Id like to see some dedicated episodes on Ethan and Sembe the same as they've done with Vanessa. It would be only fair, lol.
And I agree with the confusion about Dorian. Are they biding time with him or is there an actual point with this new relationship? I mean given his decadent history, I find it hard to believe this is his first dalliance with a transgender person. Not that I have a problem with it, more like me wondering if there is a point to it is all....
Same here. But the show seems to revolve mostly around Vanessa, as she is the main star, so I wouldn't hold much hope for it. On the other hand there has been that episode which for most part depicted Frankenstein's story. Not really a flashback episode like it was the case with this one and "Closer Than Sisters", but it was a large portion of it, so I could see something like that happening,
As for Dorian, I like Wilde's Dorian Gray a lot, so I am glad that he's in the show, but so far he is stagnating as a character and seems to be too kind and "tame", so it doesn't seem like he'll become the character I've grown to like anytime soon. I am not sure if it is due to miscasting, bad writing of the character or simply too slow progression of his story.

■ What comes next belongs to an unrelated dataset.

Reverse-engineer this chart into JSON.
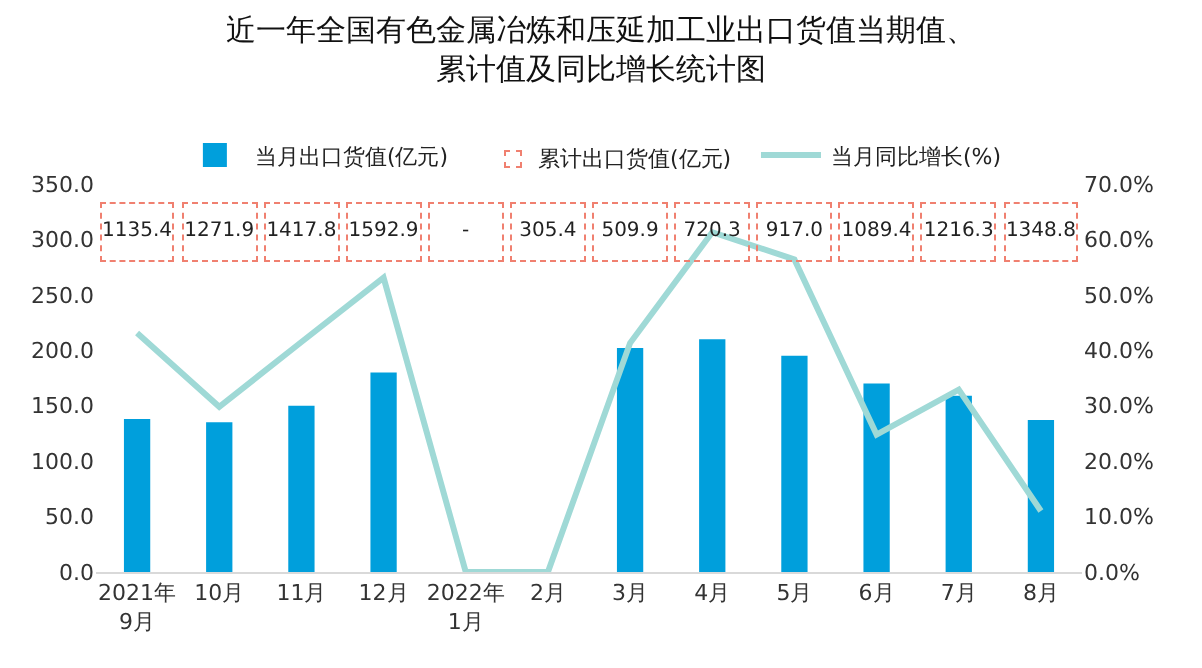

Maybe he really falls for this transgender woman and she dies somehow.
I wish they would tie him into the Vanessa story tho. Him and his story feels so inconsequential to the rest of the show.
Assuming the role of Sybil Vane from the novel you think? Hmm... possibly. Though I really hoped we'll get to see Sybil, her demise and Gray's further character progression as result of that.
I suspect Dorian's (presumably*) faustian pact will play into the overall season arc. Lucifer did not fall alone, and Dorian's had dealings with one of the fallen.
*In the original story it wasn't revealed how Dorian's portrait worked, but I'd figure they will use a 'deal with the devil' thing here.
Basically we are seeing different aspects of the fallen's effects on Earth. Vanessa: Possession. Kali: Black magic. Vampires: Physical transformation. Ethan: Cursed (either directly or by being bitten). Dorian: Faustian deal.
Caliban/John's lack of faith in religion provides a neat contrast. He and Brona/lilly are anomalies, resurrected/given life by Frankenstein's weird science. His assertion that pagans doing good by choice is surely better than bible thumpers doing good out of fear of their God, is a valid pov.
I've been thinking the same. I do wonder if we'll get to see Basil at some point? Or the artist of the portrait, however they name him in the show.
As for Caliban, he is a romanticist (he actually chooses the name of the famous poet as his own - John Clare. For some amusement, notice Frankenstein's reaction to this when he introduces himself to Brona/Lily), so him thinking like this goes in line with that (and as a fellow romanticist, I agree), though it doesn't necessarily go against christianity and its beliefs...
Take William Blake for example, he was a christian fanatic, but in his own pagan way, since romantic philosophy is tied with pantheism, a form of paganism that predates christianity, if not by name then by practice. So the two are not mutually exclusive. Romanticist paganism would acknowledge and take into account any religion that can fall into its boundaries and there are some aspects of christianity that definitely correspond to the ideals of romanticism.